Segundo a fabricante, a autonomia do Avenger 4×4 pode chegar a 550 km no perímetro urbano. Vale lembrar que a configuração com tração dianteira tem autonomia declarada de 400 km com um conjunto de baterias de 54 kWh.

De acordo com a Jeep, apenas três minutos de recarga em uma estação de 100 kW garantem 30 km de autonomia. Já 24 minutos asseguram um aumento de carga de 20% para 80%. Ainda não há definição de quando (e se) o Avenger será vendido no Brasil.

Renault aposta em eletrificação e conceitos

Já no caso da Renault, a marca francesa apresentou um modelo-conceito elétrico inspirado no icônico Trophy, veículo com estilo aventureiro que saiu de linha nos anos 1980. De acordo com a montadora, o modelo antecipa um futuro SUV 100% elétrico do segmento B, que será comercializado em 2025, produzido na França, na fábrica de Maubeuge, dentro do polo Electricity.

Ainda dentro do contexto da eletrificação, a Renault mostrou o conceito R5 TURBO, 100% elétrico e feito para a prática do drift, o furgão elétrico Kangoo E-Tech, e o cupê Megane E-Tech.

A empresa também apresentou no primeiro dia do evento o SUV Austral. Foram feitas modificação nessa nova geração: no interior há a tela OpenR, que exibe as informações do painel de instrumentos, dos sistemas navegação por GPS e multimídia. Há também interessante conteúdo de ferramentas:  são 32 dispositivos avançados de assistência ao motorista (ADAS).
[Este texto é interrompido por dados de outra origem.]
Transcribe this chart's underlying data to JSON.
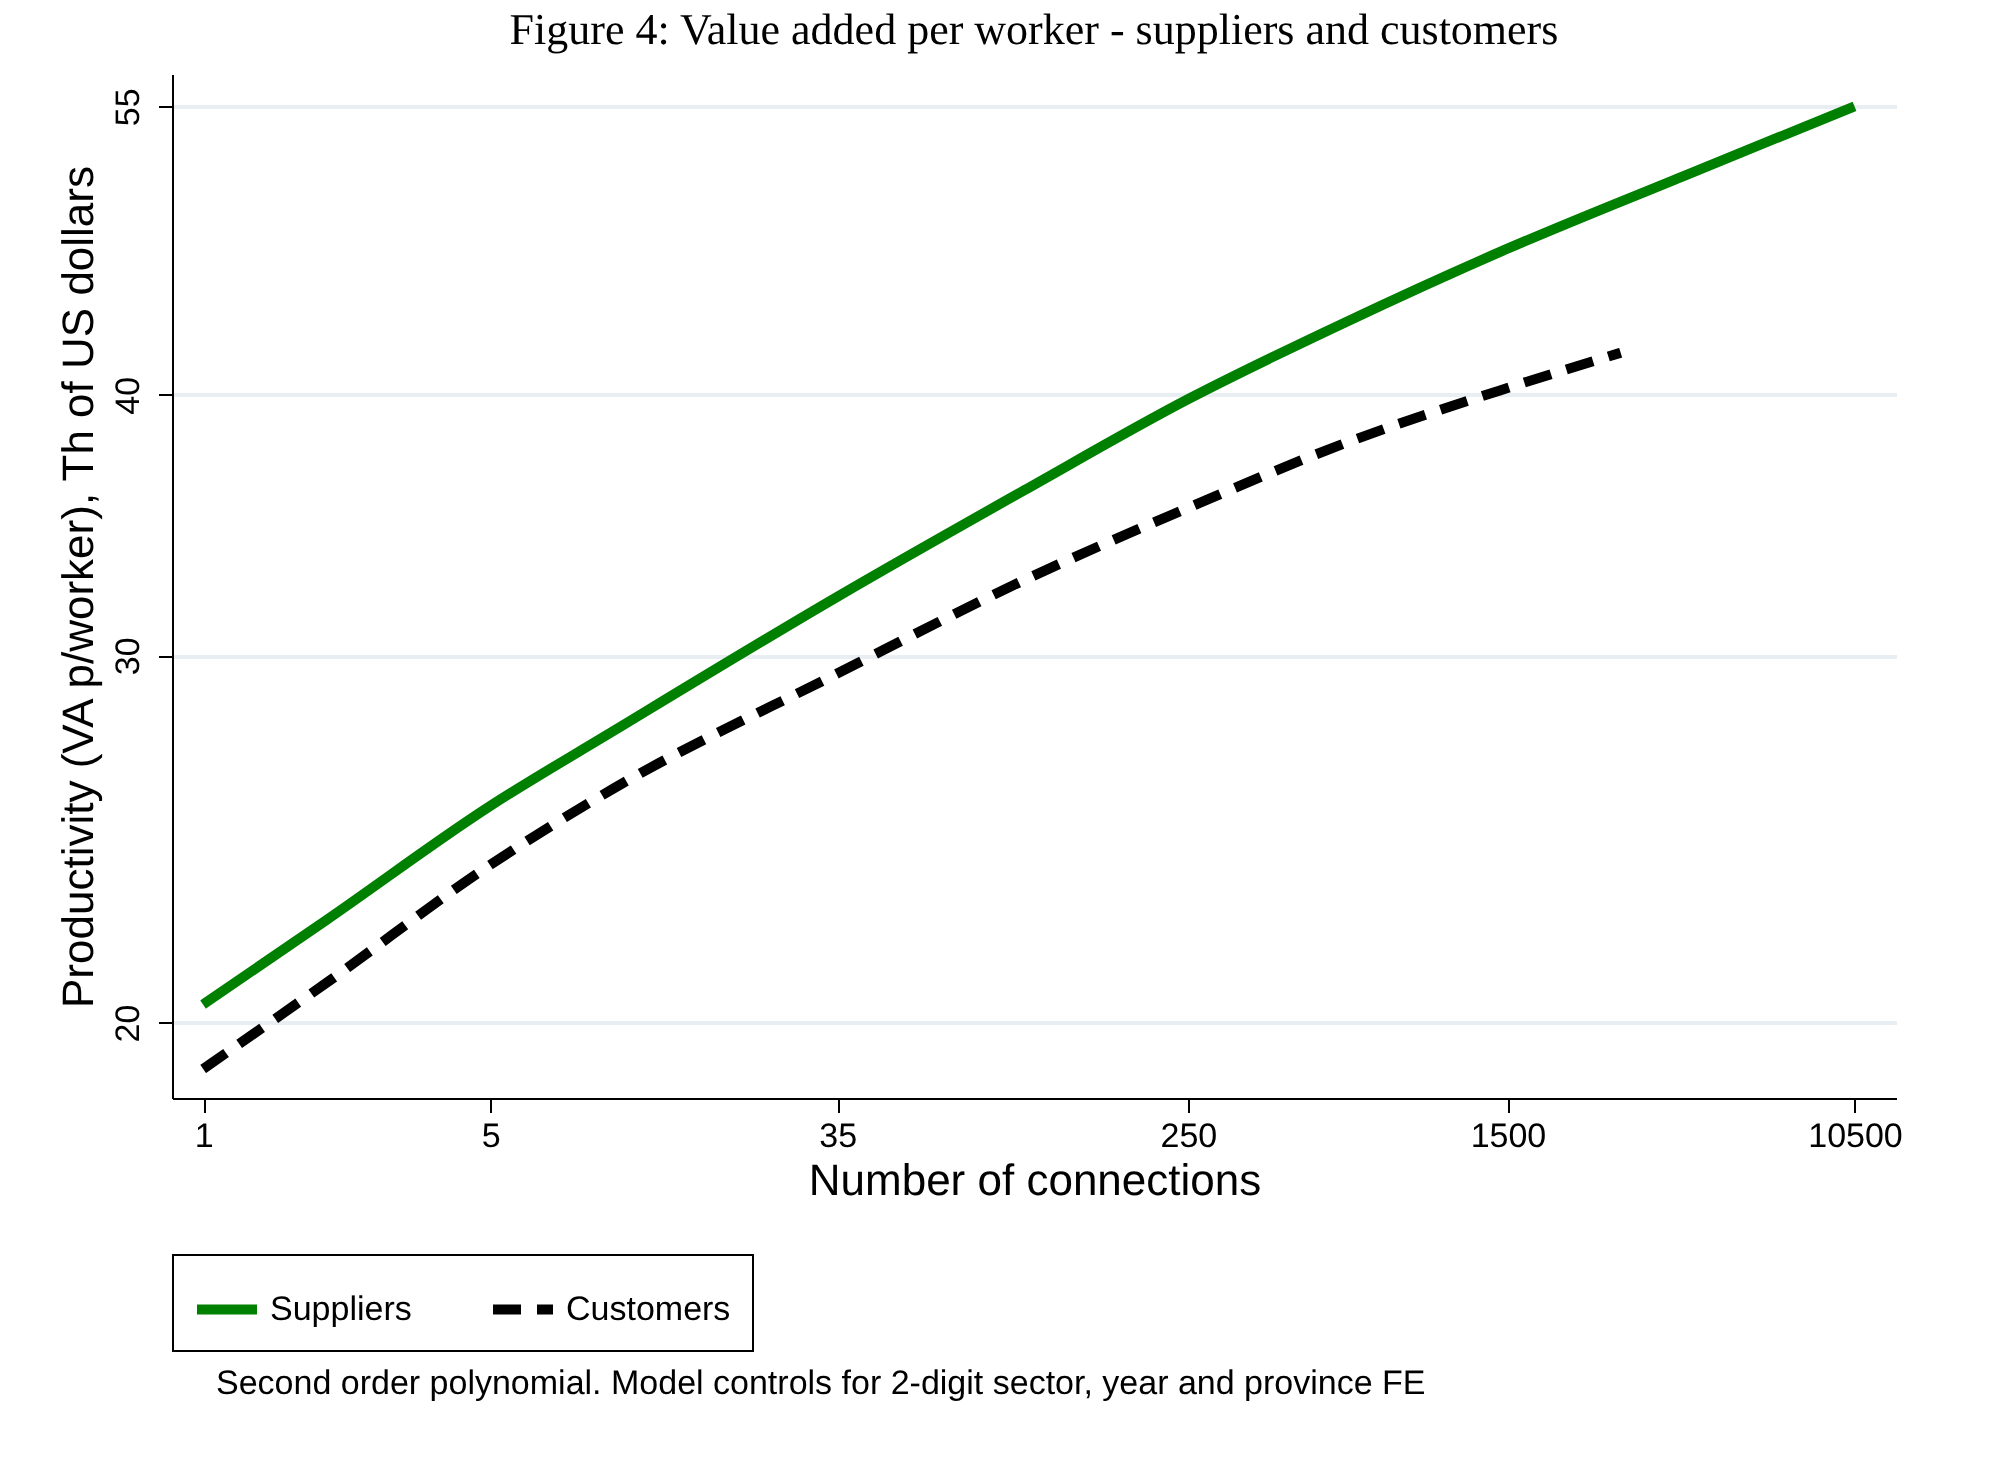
{
  "chart_data": {
    "type": "line",
    "title": "Figure 4: Value added per worker - suppliers and customers",
    "xlabel": "Number of connections",
    "ylabel": "Productivity (VA p/worker), Th of US dollars",
    "log": "xy",
    "xlim": [
      0.84,
      13250
    ],
    "xticks": [
      1,
      5,
      35,
      250,
      1500,
      10500
    ],
    "ylim": [
      18.4,
      57
    ],
    "yticks": [
      20,
      30,
      40,
      55
    ],
    "grid": "y",
    "legend": "bottom",
    "annotations": [
      "Second order polynomial. Model controls for 2-digit sector, year and province FE"
    ],
    "series": [
      {
        "name": "Suppliers",
        "color": "#008000",
        "line_style": "solid",
        "x": [
          1,
          2,
          5,
          10,
          35,
          100,
          250,
          600,
          1500,
          4000,
          10500
        ],
        "values": [
          20.4,
          22.4,
          25.4,
          27.6,
          32.0,
          36.0,
          39.8,
          43.3,
          47.0,
          50.9,
          55.0
        ]
      },
      {
        "name": "Customers",
        "color": "#000000",
        "line_style": "dashed",
        "x": [
          1,
          2,
          5,
          10,
          35,
          100,
          250,
          600,
          1500,
          2830
        ],
        "values": [
          19.0,
          20.9,
          23.8,
          25.9,
          29.4,
          32.6,
          35.3,
          37.9,
          40.3,
          41.9
        ]
      }
    ]
  }
}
Stellantis estuda Peugeot 408 elétrico

Outra grande novidade apresentada no salão foi o Peugeot 408, um modelo cupê posicionado entre o hatch 308 e o sedã 508, na Europa. A nova arquitetura STLA Medium da Stellantis não estará pronta para lançamento até 2024, então o 408 foi construído sobre uma versão atualizada da plataforma EMP encontrada nos Peugeots atuais.

Ele mede 4,6 metros de comprimento, e a distância entre eixos é bastante longa, 2,7 metros. Assim como no C5 X, o motor é o PureTech de 1,2 litro que produz 128 cv, que aciona as rodas dianteiras por meio de transmissões automáticas de oito velocidades.

A Stellantis não diz o quão rápido o 408 vai, mas o Citroen com a mesma combinação de powertrain precisa de 10,4 segundos apara chegar a100 km/h. Há também duas opções híbridas plug-in, com potência combinada de 225 cv ou 180 cv. Uma opção elétrica também está nos planos da montadora.